4. recombinant vectors, it contains nucleic acid according to claim 3.

5. reconstitution cell, it contains carrier according to claim 4.

6. antibody, it can specifically in conjunction with the albumen described in claim 1 or 2; Such as, described antibody is monoclonal antibody or polyclonal antibody.

7. composition (such as pharmaceutical composition or vaccine composition), it contains the antibody of the albumen of claim 1 or 2, the nucleic acid of claim 3, the recombinant vectors of claim 4, the reconstitution cell of claim 5 or claim 6.

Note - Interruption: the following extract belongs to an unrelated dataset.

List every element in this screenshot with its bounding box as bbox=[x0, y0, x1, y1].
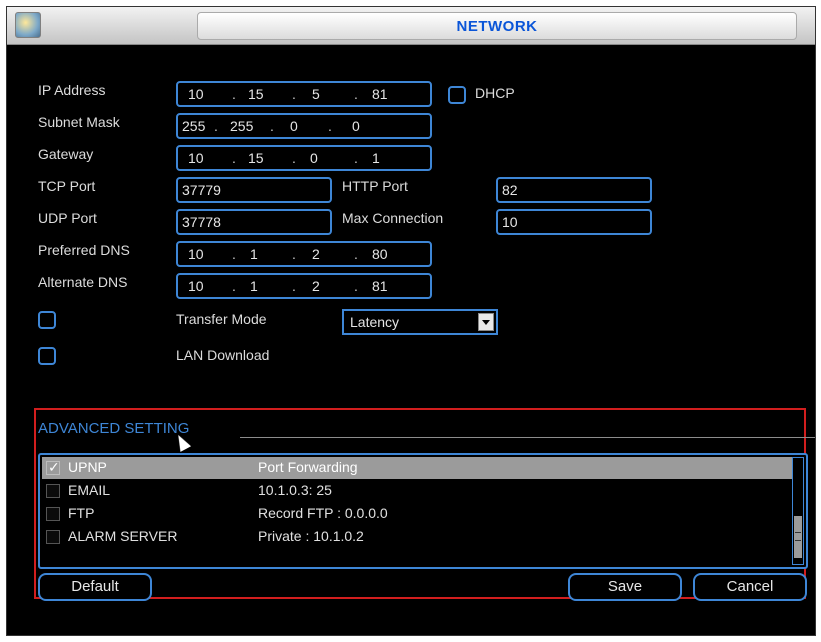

8. test kit or detection reagent, it contains the albumen of claim 1 or 2 or the antibody of claim 6, described test kit or detection reagent are for detecting mycobacterium tuberculosis (such as H37Rv) or such as, diagnosis for the disease (such as tuberculosis, the outer tuberculosis of pulmonary tuberculosis or lung) caused by m tuberculosis infection.

9. the albumen of claim 1 or 2 or the purposes of the antibody of claim 6 in such as, medicine (such as vaccine) for the preparation of the disease (such as tuberculosis, the outer tuberculosis of pulmonary tuberculosis or lung) caused by prevention or treatment m tuberculosis infection.

10. the albumen of claim 1 or 2 or the antibody of claim 6 are for the preparation of detecting mycobacterium tuberculosis or such as, for the purposes in the test kit of the disease (such as tuberculosis, the outer tuberculosis of pulmonary tuberculosis or lung) caused by diagnosis of tuberculosis mycobacterial infections or detection reagent.